Author of Life Divine
Singing this short Charles Wesley hymn may very well make you wish it had more than two stanzas. In this case, however, the brevity adds to the poignancy of the text. The image of the “Author of Life” is used in the scripture this week from the book of Acts, and the hymn recalls the mystery of the meal and the image of the veil Moses used when communing with God. The tune has somewhat of a mysterious character, especially in the first half of each stanza. Accompany with a piano, guitar, or organ and a solo string instrument (violin, cello, etc.) if one is available. The Singer’s Edition of Worship & Song also includes a duet part that can effectively add to the nuance of the singing of this hymn. When singing during the receiving of Holy Communion, added improvisation on the tune or the incorporation of another hymn will most likely be necessary because of the brevity of the hymn. Read History of Hymns: "Author of Life Divine" »
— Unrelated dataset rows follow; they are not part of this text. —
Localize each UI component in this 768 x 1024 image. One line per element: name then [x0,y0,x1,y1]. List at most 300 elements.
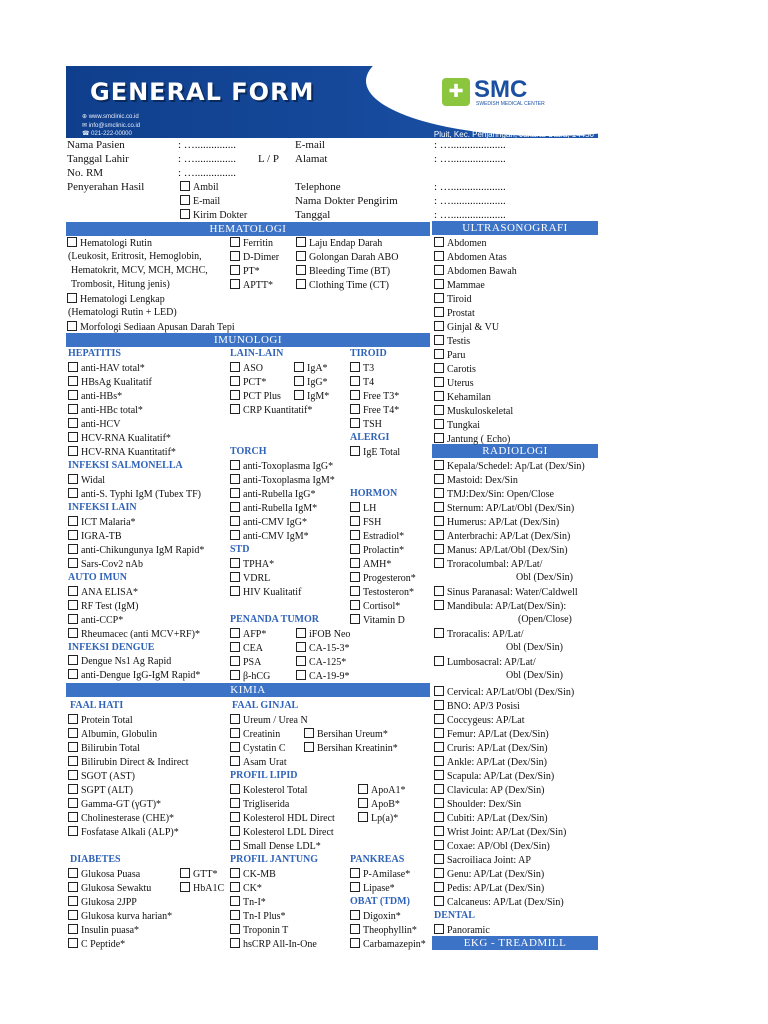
checkbox[interactable] [434,251,444,261]
obat-item[interactable] [350,924,417,937]
tumor-item[interactable] [296,628,350,641]
checkbox[interactable] [230,826,240,836]
checkbox[interactable] [230,558,240,568]
checkbox[interactable] [230,910,240,920]
checkbox[interactable] [296,251,306,261]
checkbox[interactable] [434,812,444,822]
checkbox[interactable] [68,938,78,948]
radiologi-item[interactable] [434,714,525,727]
checkbox[interactable] [68,756,78,766]
checkbox[interactable] [350,910,360,920]
diabetes-item[interactable] [180,882,224,895]
checkbox[interactable] [434,405,444,415]
checkbox[interactable] [230,882,240,892]
checkbox[interactable] [230,572,240,582]
alergi-item[interactable] [350,446,400,459]
usg-item[interactable] [434,321,499,334]
checkbox[interactable] [67,293,77,303]
faal-hati-item[interactable] [68,756,188,769]
usg-item[interactable] [434,237,486,250]
checkbox[interactable] [434,544,444,554]
radiologi-item[interactable] [434,728,549,741]
checkbox[interactable] [230,938,240,948]
lipid-item[interactable] [230,784,307,797]
checkbox[interactable] [68,882,78,892]
checkbox[interactable] [434,377,444,387]
jantung-item[interactable] [230,924,288,937]
obat-item[interactable] [350,938,426,951]
checkbox[interactable] [68,770,78,780]
diabetes-item[interactable] [68,910,172,923]
hematologi-item[interactable] [296,265,390,278]
torch-item[interactable] [230,474,335,487]
checkbox[interactable] [230,798,240,808]
immunoglobulin-item[interactable] [294,362,328,375]
checkbox[interactable] [304,742,314,752]
infeksi-lain-item[interactable] [68,544,204,557]
checkbox[interactable] [350,558,360,568]
checkbox[interactable] [68,446,78,456]
faal-hati-item[interactable] [68,812,174,825]
checkbox[interactable] [434,600,444,610]
tumor-item[interactable] [296,642,350,655]
hematologi-item[interactable] [230,251,279,264]
faal-hati-item[interactable] [68,784,133,797]
checkbox[interactable] [350,404,360,414]
checkbox[interactable] [68,924,78,934]
checkbox[interactable] [434,307,444,317]
usg-item[interactable] [434,419,480,432]
jantung-item[interactable] [230,910,286,923]
checkbox[interactable] [434,770,444,780]
faal-hati-item[interactable] [68,826,179,839]
hormon-item[interactable] [350,502,376,515]
checkbox[interactable] [230,714,240,724]
salmonella-item[interactable] [68,474,105,487]
checkbox[interactable] [68,868,78,878]
checkbox[interactable] [358,784,368,794]
dental-item[interactable] [434,924,490,937]
checkbox[interactable] [230,586,240,596]
salmonella-item[interactable] [68,488,201,501]
checkbox[interactable] [68,362,78,372]
radiologi-item[interactable] [434,798,521,811]
checkbox[interactable] [434,742,444,752]
checkbox[interactable] [68,910,78,920]
checkbox[interactable] [68,418,78,428]
checkbox[interactable] [230,530,240,540]
hepatitis-item[interactable] [68,376,152,389]
usg-item[interactable] [434,265,517,278]
checkbox[interactable] [358,798,368,808]
checkbox[interactable] [434,840,444,850]
checkbox[interactable] [230,742,240,752]
option-email[interactable] [180,195,220,208]
hematologi-item[interactable] [296,237,382,250]
lain-lain-item[interactable] [230,404,312,417]
lipid-item[interactable] [230,812,335,825]
checkbox[interactable] [68,655,78,665]
faal-ginjal-item[interactable] [304,742,398,755]
radiologi-item[interactable] [434,826,566,839]
checkbox[interactable] [230,812,240,822]
checkbox[interactable] [434,391,444,401]
radiologi-item[interactable] [434,474,518,487]
checkbox[interactable] [68,376,78,386]
hormon-item[interactable] [350,614,405,627]
checkbox[interactable] [434,516,444,526]
checkbox[interactable] [230,502,240,512]
checkbox[interactable] [434,728,444,738]
radiologi-item[interactable] [434,812,548,825]
autoimun-item[interactable] [68,586,138,599]
checkbox[interactable] [304,728,314,738]
checkbox[interactable] [68,784,78,794]
tumor-item[interactable] [230,642,263,655]
checkbox[interactable] [68,669,78,679]
checkbox[interactable] [434,784,444,794]
diabetes-item[interactable] [68,938,125,951]
checkbox[interactable] [294,376,304,386]
autoimun-item[interactable] [68,614,123,627]
radiologi-item[interactable] [434,896,564,909]
radiologi-item[interactable] [434,770,554,783]
hematologi-rutin[interactable] [67,237,152,250]
diabetes-item[interactable] [68,924,139,937]
jantung-item[interactable] [230,896,266,909]
hormon-item[interactable] [350,558,391,571]
checkbox[interactable] [350,376,360,386]
std-item[interactable] [230,586,301,599]
checkbox[interactable] [434,714,444,724]
checkbox[interactable] [434,826,444,836]
faal-ginjal-item[interactable] [230,714,308,727]
checkbox[interactable] [434,756,444,766]
hepatitis-item[interactable] [68,362,145,375]
checkbox[interactable] [230,265,240,275]
checkbox[interactable] [350,614,360,624]
lipid-item[interactable] [230,798,289,811]
faal-ginjal-item[interactable] [304,728,388,741]
hepatitis-item[interactable] [68,390,122,403]
radiologi-item[interactable] [434,840,550,853]
checkbox[interactable] [68,488,78,498]
checkbox[interactable] [230,362,240,372]
checkbox[interactable] [230,896,240,906]
radiologi-item[interactable] [434,854,531,867]
checkbox[interactable] [434,293,444,303]
infeksi-lain-item[interactable] [68,558,143,571]
checkbox[interactable] [230,756,240,766]
obat-item[interactable] [350,910,401,923]
checkbox[interactable] [434,502,444,512]
faal-ginjal-item[interactable] [230,756,287,769]
checkbox[interactable] [230,404,240,414]
checkbox[interactable] [68,812,78,822]
faal-hati-item[interactable] [68,770,135,783]
checkbox[interactable] [350,544,360,554]
checkbox[interactable] [296,237,306,247]
std-item[interactable] [230,558,274,571]
checkbox[interactable] [296,628,306,638]
pankreas-item[interactable] [350,868,410,881]
checkbox[interactable] [350,572,360,582]
checkbox[interactable] [350,924,360,934]
hematologi-lengkap[interactable] [67,293,165,306]
usg-item[interactable] [434,391,491,404]
checkbox[interactable] [230,516,240,526]
hepatitis-item[interactable] [68,418,120,431]
jantung-item[interactable] [230,882,262,895]
lipid-item[interactable] [230,826,334,839]
faal-ginjal-item[interactable] [230,742,286,755]
faal-hati-item[interactable] [68,728,157,741]
checkbox[interactable] [434,349,444,359]
tumor-item[interactable] [296,670,350,683]
usg-item[interactable] [434,251,507,264]
checkbox[interactable] [434,854,444,864]
diabetes-item[interactable] [68,868,140,881]
usg-item[interactable] [434,307,475,320]
lain-lain-item[interactable] [230,376,266,389]
torch-item[interactable] [230,516,307,529]
checkbox[interactable] [350,418,360,428]
checkbox[interactable] [434,628,444,638]
pankreas-item[interactable] [350,882,395,895]
checkbox[interactable] [350,938,360,948]
radiologi-item[interactable] [434,656,536,669]
checkbox[interactable] [68,530,78,540]
usg-item[interactable] [434,335,470,348]
checkbox[interactable] [230,924,240,934]
radiologi-item[interactable] [434,600,566,613]
checkbox[interactable] [68,586,78,596]
checkbox[interactable] [68,558,78,568]
hormon-item[interactable] [350,544,404,557]
checkbox[interactable] [434,363,444,373]
checkbox[interactable] [434,798,444,808]
option-ambil[interactable] [180,181,219,194]
lain-lain-item[interactable] [230,362,263,375]
hormon-item[interactable] [350,600,400,613]
checkbox[interactable] [68,600,78,610]
tiroid-item[interactable] [350,418,382,431]
checkbox[interactable] [434,686,444,696]
checkbox[interactable] [68,714,78,724]
usg-item[interactable] [434,349,465,362]
hematologi-item[interactable] [230,279,273,292]
radiologi-item[interactable] [434,756,547,769]
checkbox[interactable] [68,614,78,624]
tiroid-item[interactable] [350,390,399,403]
checkbox[interactable] [350,530,360,540]
usg-item[interactable] [434,363,476,376]
usg-item[interactable] [434,377,474,390]
checkbox[interactable] [230,474,240,484]
radiologi-item[interactable] [434,868,544,881]
checkbox[interactable] [434,656,444,666]
checkbox[interactable] [434,896,444,906]
diabetes-item[interactable] [68,896,137,909]
autoimun-item[interactable] [68,600,138,613]
checkbox[interactable] [296,279,306,289]
checkbox[interactable] [294,390,304,400]
tumor-item[interactable] [296,656,346,669]
hormon-item[interactable] [350,572,416,585]
immunoglobulin-item[interactable] [294,376,328,389]
checkbox[interactable] [434,237,444,247]
checkbox[interactable] [68,742,78,752]
lipid-item[interactable] [230,840,321,853]
torch-item[interactable] [230,502,317,515]
lipid-item[interactable] [358,812,398,825]
hormon-item[interactable] [350,586,414,599]
radiologi-item[interactable] [434,516,559,529]
tumor-item[interactable] [230,656,261,669]
checkbox[interactable] [350,600,360,610]
checkbox[interactable] [68,798,78,808]
checkbox[interactable] [434,265,444,275]
checkbox[interactable] [230,728,240,738]
diabetes-item[interactable] [68,882,151,895]
tiroid-item[interactable] [350,376,374,389]
checkbox[interactable] [434,460,444,470]
immunoglobulin-item[interactable] [294,390,329,403]
jantung-item[interactable] [230,868,276,881]
checkbox[interactable] [350,516,360,526]
checkbox[interactable] [434,474,444,484]
checkbox[interactable] [434,488,444,498]
checkbox[interactable] [434,279,444,289]
checkbox[interactable] [230,642,240,652]
checkbox[interactable] [68,516,78,526]
checkbox[interactable] [434,882,444,892]
hematologi-item[interactable] [296,279,389,292]
infeksi-lain-item[interactable] [68,516,136,529]
radiologi-item[interactable] [434,784,544,797]
usg-item[interactable] [434,279,485,292]
checkbox[interactable] [294,362,304,372]
dengue-item[interactable] [68,655,171,668]
checkbox[interactable] [67,321,77,331]
checkbox[interactable] [350,586,360,596]
checkbox[interactable] [230,460,240,470]
checkbox[interactable] [434,924,444,934]
checkbox[interactable] [296,656,306,666]
checkbox[interactable] [350,868,360,878]
checkbox[interactable] [296,670,306,680]
usg-item[interactable] [434,405,513,418]
checkbox[interactable] [68,404,78,414]
checkbox[interactable] [68,474,78,484]
checkbox[interactable] [230,840,240,850]
checkbox[interactable] [180,195,190,205]
infeksi-lain-item[interactable] [68,530,122,543]
checkbox[interactable] [230,488,240,498]
checkbox[interactable] [350,390,360,400]
checkbox[interactable] [434,433,444,443]
tiroid-item[interactable] [350,362,374,375]
hepatitis-item[interactable] [68,404,143,417]
tumor-item[interactable] [230,670,270,683]
torch-item[interactable] [230,530,309,543]
usg-item[interactable] [434,293,472,306]
radiologi-item[interactable] [434,558,542,571]
checkbox[interactable] [434,530,444,540]
autoimun-item[interactable] [68,628,200,641]
hematologi-item[interactable] [230,237,273,250]
checkbox[interactable] [230,251,240,261]
lipid-item[interactable] [358,784,405,797]
hormon-item[interactable] [350,530,404,543]
hepatitis-item[interactable] [68,446,176,459]
checkbox[interactable] [230,279,240,289]
torch-item[interactable] [230,488,315,501]
checkbox[interactable] [68,390,78,400]
checkbox[interactable] [296,642,306,652]
tiroid-item[interactable] [350,404,399,417]
radiologi-item[interactable] [434,686,574,699]
checkbox[interactable] [358,812,368,822]
checkbox[interactable] [180,868,190,878]
morfologi-darah[interactable] [67,321,235,334]
lain-lain-item[interactable] [230,390,281,403]
radiologi-item[interactable] [434,460,585,473]
faal-hati-item[interactable] [68,742,140,755]
hormon-item[interactable] [350,516,381,529]
checkbox[interactable] [230,376,240,386]
checkbox[interactable] [68,544,78,554]
radiologi-item[interactable] [434,586,578,599]
jantung-item[interactable] [230,938,317,951]
faal-hati-item[interactable] [68,798,161,811]
checkbox[interactable] [68,628,78,638]
hematologi-item[interactable] [296,251,398,264]
checkbox[interactable] [434,868,444,878]
checkbox[interactable] [434,558,444,568]
checkbox[interactable] [230,628,240,638]
faal-hati-item[interactable] [68,714,133,727]
radiologi-item[interactable] [434,700,520,713]
checkbox[interactable] [180,209,190,219]
radiologi-item[interactable] [434,488,554,501]
radiologi-item[interactable] [434,530,570,543]
checkbox[interactable] [350,882,360,892]
checkbox[interactable] [434,586,444,596]
checkbox[interactable] [350,502,360,512]
checkbox[interactable] [230,670,240,680]
checkbox[interactable] [180,882,190,892]
radiologi-item[interactable] [434,544,568,557]
checkbox[interactable] [230,784,240,794]
std-item[interactable] [230,572,270,585]
checkbox[interactable] [434,321,444,331]
checkbox[interactable] [230,390,240,400]
radiologi-item[interactable] [434,628,524,641]
checkbox[interactable] [180,181,190,191]
hematologi-item[interactable] [230,265,260,278]
checkbox[interactable] [434,335,444,345]
checkbox[interactable] [434,700,444,710]
checkbox[interactable] [296,265,306,275]
checkbox[interactable] [434,419,444,429]
checkbox[interactable] [68,826,78,836]
dengue-item[interactable] [68,669,200,682]
checkbox[interactable] [350,446,360,456]
radiologi-item[interactable] [434,882,544,895]
tumor-item[interactable] [230,628,266,641]
checkbox[interactable] [350,362,360,372]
The Blood Will Never Lose Its Power
A powerful gospel hymn from Andraé Crouch, this modern classic will also “never lose its power.” It can be found in the UM collection, Zion Still Sings: For Every Generation. Singing this hymn this week effectively connects the power of communion with the healing power of faith in Jesus Christ. If it is unfamiliar to your congregation, this work also makes a powerful solo to be combined with the ritual action of the Eucharist. Do not sing too fast–take enough time to let the melody be lyrical and introspective. Improvisation on the melody is encouraged if a soloist or song leader is capable. Accompany with piano or a full gospel band with rhythm section.
Easter People, Raise Your Voices
The beauty of this hymn is that it helps us understand Easter as a vital part of who we are. Claiming the title “Christian” also comes with the understanding that we are “Easter people” who see Resurrection as a daily reality. This celebratory hymn can be sung boldly with the REGENT SQUARE tune, and there are many settings and accompaniments written on this tune for organ, piano, and other instrumental ensembles. The United Methodist Hymnal Music Supplement contains an alternate harmonization, descant, and Bb trumpet part for this hymn. Sing boldly at a tempo with good forward momentum (~96 bpm). Read History of Hymns: "Easter People, Raise Your Voices" »
Amazing Grace (My Chains Are Gone)
One of the reasons this song sits at or near the top of the CCLI Top 100 is because of its melody, which has found its way into the hearts of people around the globe. The text sings like a modern-day Psalm, with elements of time and eternity throughout the song, and the tune carries with it a large amount of aural recognition (the tune is very memorable) and is quite singable. The melodic lines have a variety of contours, with the chorus serving as the climax. The range reflects this change of dynamics throughout the song, and the congregation will be quick to sing along. The ideal accompaniment is a full band, but a solo piano or rhythm section will also suffice. The ideal key for congregational singing is E♭ or F.